Speaker
Description
The increasing digitalisation of financial services has changed the way banks compete, intermediate funds, and transmit monetary and financial shocks across countries. In this context, the role of FinTech in shaping the integration of banking markets has become an important research question, especially for the European Union, where financial integration remains uneven across member states. This paper aims to examine the relationship between FinTech development and the degree of banking market integration in the EU, using country-level banking interest rate data and a factor-based measure of integration.

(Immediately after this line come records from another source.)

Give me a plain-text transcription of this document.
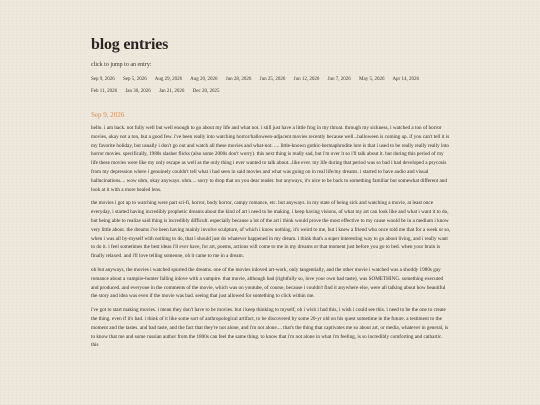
blog entries
click to jump to an entry:
Sep 9, 2026 Sep 5, 2026 Aug 29, 2026 Aug 20, 2026 Jun 28, 2026 Jun 25, 2026 Jun 12, 2026 Jun 7, 2026 May 5, 2026 Apr 14, 2026 Feb 11, 2026 Jan 30, 2026 Jan 21, 2026 Dec 20, 2025
Sep 9, 2026

hello. i am back. not fully well but well enough to go about my life and what not. i still just have a little frog in my throat. through my sickness, i watched a ton of horror movies, okay not a ton, but a good few. i've been really into watching horror/halloween-adjacent movies recently because well...halloween is coming up. if you can't tell it is my favorite holiday, but usually i don't go out and watch all these movies and what-not. .... little-known gothic-hermaphrodite lore is that i used to be really really really into horror movies. specifically, 1980s slasher flicks (also some 2000s don't worry). this next thing is really sad, but i'm over it so i'll talk about it. but during this period of my life these movies were like my only escape as well as the only thing i ever wanted to talk about...like ever. my life during that period was so bad i had developed a psycosis from my depression where i genuinely couldn't tell what i had seen in said movies and what was going on in real life/my dreams. i started to have audio and visual hallucinations.... wow uhm, okay anyways. uhm.... sorry to drop that on you dear reader. but anyways, it's nice to be back to something familiar but somewhat different and look at it with a more healed lens.

the movies i got up to watching were part sci-fi, horror, body horror, campy romance, etc. but anyways. in my state of being sick and watching a movie, at least once everyday, i started having incredibly prophetic dreams about the kind of art i need to be making. i keep having visions, of what my art can look like and what i want it to do, but being able to realize said thing is incredibly difficult. especially because a lot of the art i think would prove the most effective to my cause would be in a medium i know very little about. the dreams i've been having mainly involve sculpture, of which i know nothing. it's weird to me, but i knew a friend who once told me that for a week or so, when i was all by-myself with nothing to do, that i should just do whatever happened in my dream. i think that's a super interesting way to go about living, and i really want to do it. i feel sometimes the best ideas i'll ever have, for art, poems, actions will come to me in my dreams or that moment just before you go to bed. when your brain is finally relaxed. and i'll love telling someone, oh it came to me in a dream.

oh but anyways, the movies i watched spurred the dreams. one of the movies inloved art-work, only tangentially, and the other movie i watched was a shoddy 1980s gay romance about a vampire-hunter falling inlove with a vampire. that movie, although bad (rightfully so, love your own bad taste), was SOMETHING. something executed and produced. and everyone in the comments of the movie, which was on youtube, of course, because i couldn't find it anywhere else, were all talking about how beautiful the story and idea was even if the movie was bad. seeing that just allowed for something to click within me.

i've got to start making movies. i mean they don't have to be movies. but i keep thinking to myself, oh i wish i had this, i wish i could see this. i need to be the one to create the thing. even if it's bad. i think of it like some sort of anthropological artifact, to be discovered by some 20-yr old on his quest sometime in the future. a testiment to the moment and the tastes. and bad taste, and the fact that they're not alone, and i'm not alone.... that's the thing that captivates me so about art, or media, whatever in general, is to know that me and some russian author from the 1800s can feel the same thing. to know that i'm not alone in what i'm feeling, is so incredibly comforting and cathartic. this
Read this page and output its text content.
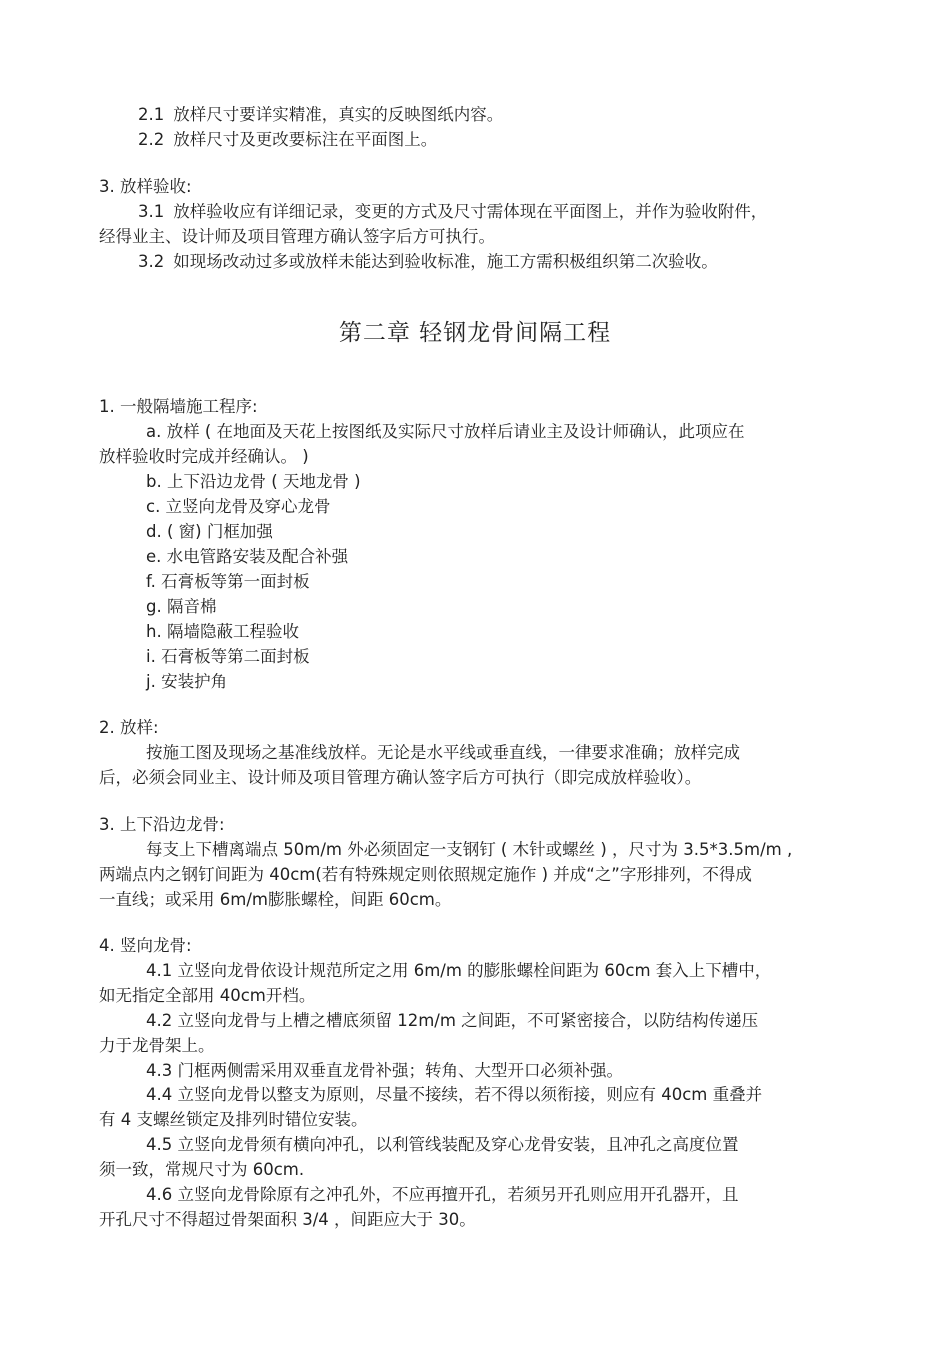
2.1 放样尺寸要详实精准，真实的反映图纸内容。
2.2 放样尺寸及更改要标注在平面图上。
3. 放样验收:
3.1 放样验收应有详细记录，变更的方式及尺寸需体现在平面图上，并作为验收附件，
经得业主、设计师及项目管理方确认签字后方可执行。
3.2 如现场改动过多或放样未能达到验收标准，施工方需积极组织第二次验收。
第二章 轻钢龙骨间隔工程
1. 一般隔墙施工程序:
a. 放样 ( 在地面及天花上按图纸及实际尺寸放样后请业主及设计师确认，此项应在
放样验收时完成并经确认。 )
b. 上下沿边龙骨 ( 天地龙骨 )
c. 立竖向龙骨及穿心龙骨
d. ( 窗) 门框加强
e. 水电管路安装及配合补强
f. 石膏板等第一面封板
g. 隔音棉
h. 隔墙隐蔽工程验收
i. 石膏板等第二面封板
j. 安装护角
2. 放样:
按施工图及现场之基准线放样。无论是水平线或垂直线，一律要求准确；放样完成
后，必须会同业主、设计师及项目管理方确认签字后方可执行（即完成放样验收）。
3. 上下沿边龙骨:
每支上下槽离端点 50m/m 外必须固定一支钢钉 ( 木针或螺丝 ) ，尺寸为 3.5*3.5m/m ,
两端点内之钢钉间距为 40cm(若有特殊规定则依照规定施作 ) 并成“之”字形排列，不得成
一直线；或采用 6m/m膨胀螺栓，间距 60cm。
4. 竖向龙骨:
4.1 立竖向龙骨依设计规范所定之用 6m/m 的膨胀螺栓间距为 60cm 套入上下槽中，
如无指定全部用 40cm开档。
4.2 立竖向龙骨与上槽之槽底须留 12m/m 之间距，不可紧密接合，以防结构传递压
力于龙骨架上。
4.3 门框两侧需采用双垂直龙骨补强；转角、大型开口必须补强。
4.4 立竖向龙骨以整支为原则，尽量不接续，若不得以须衔接，则应有 40cm 重叠并
有 4 支螺丝锁定及排列时错位安装。
4.5 立竖向龙骨须有横向冲孔，以利管线装配及穿心龙骨安装，且冲孔之高度位置
须一致，常规尺寸为 60cm.
4.6 立竖向龙骨除原有之冲孔外，不应再擅开孔，若须另开孔则应用开孔器开，且
开孔尺寸不得超过骨架面积 3/4 ，间距应大于 30。
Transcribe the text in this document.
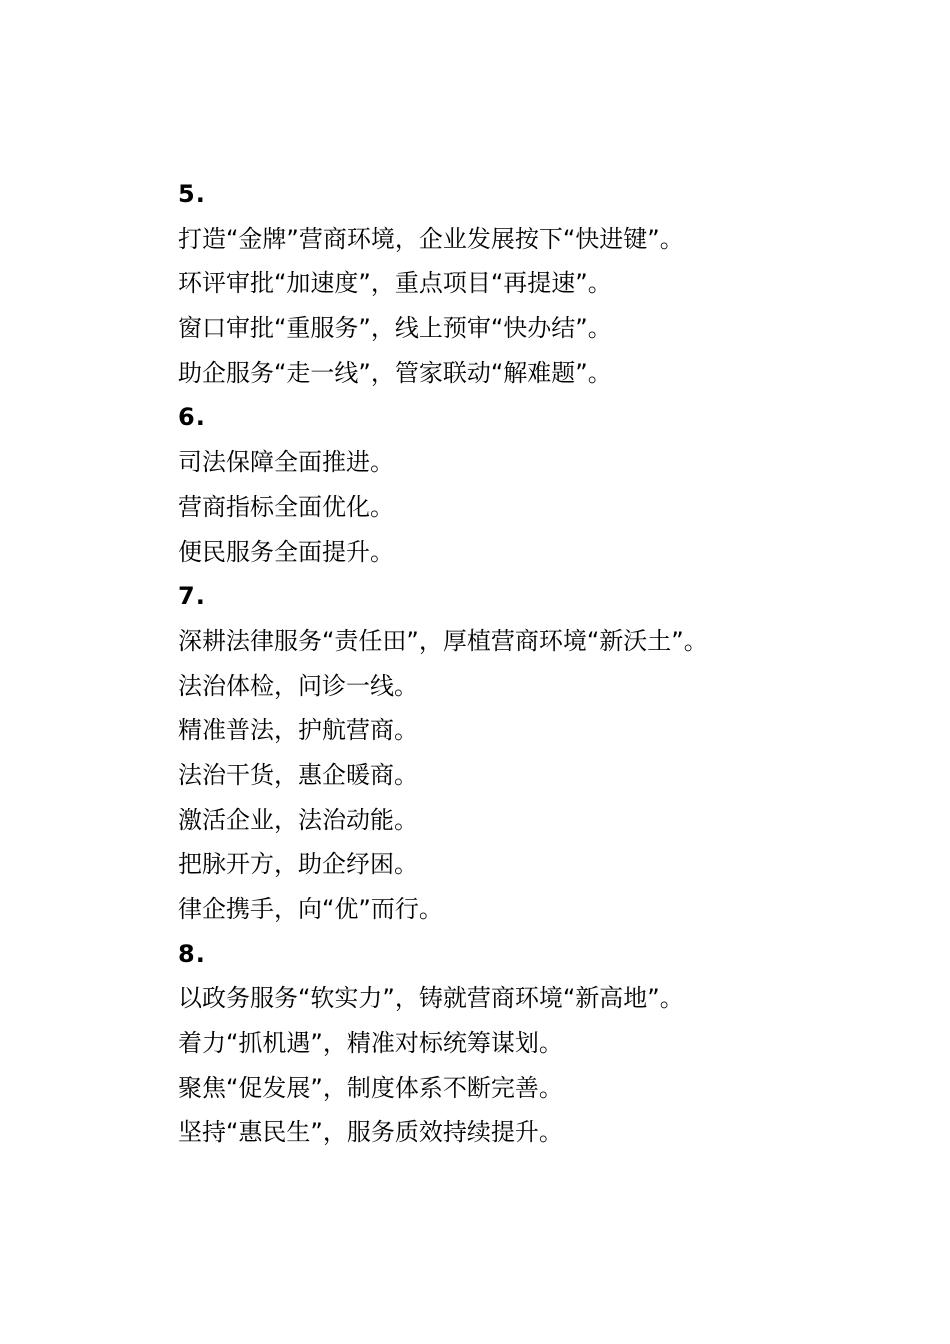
5.
打造“金牌”营商环境，企业发展按下“快进键”。
环评审批“加速度”，重点项目“再提速”。
窗口审批“重服务”，线上预审“快办结”。
助企服务“走一线”，管家联动“解难题”。
6.
司法保障全面推进。
营商指标全面优化。
便民服务全面提升。
7.
深耕法律服务“责任田”，厚植营商环境“新沃土”。
法治体检，问诊一线。
精准普法，护航营商。
法治干货，惠企暖商。
激活企业，法治动能。
把脉开方，助企纾困。
律企携手，向“优”而行。
8.
以政务服务“软实力”，铸就营商环境“新高地”。
着力“抓机遇”，精准对标统筹谋划。
聚焦“促发展”，制度体系不断完善。
坚持“惠民生”，服务质效持续提升。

The empirical analysis will focus on the 27 EU member states over a period determined by data availability, expected to cover approximately the last fifteen years. Banking integration will be measured using monthly MFI Interest Rate Statistics, with separate attention given to deposit rates and lending rates. The main methodological approach relies on Principal Component Analysis applied in a rolling-window framework. The degree of integration is proxied by the share of variance explained by the first principal component, interpreted as the strength of the common factor driving banking interest rates across countries. A higher contribution of the first principal component indicates stronger co-movement and, therefore, a higher degree of banking market integration. Alternative transformations of the data, including standardised interest rate levels, interest rate spreads, and monthly changes in basis points, may be used as robustness checks.
The second stage of the analysis investigates whether FinTech development helps explain differences in banking integration across EU countries. For this purpose, the paper will construct a panel dataset combining the integration measure with annual FinTech indicators, such as internet banking usage, card payments, e-money transactions, digital payment intensity, or other comparable indicators of financial digitalisation. The econometric framework will rely on panel data models with country and time fixed effects, while alternative specifications may account for cross-sectional dependence, heterogeneous slopes, and potential endogeneity. Macroeconomic, financial, and banking-sector controls—such as GDP per capita, inflation, unemployment, private credit, banking concentration, non-performing loans, or sovereign risk—will be considered depending on data availability and model parsimony.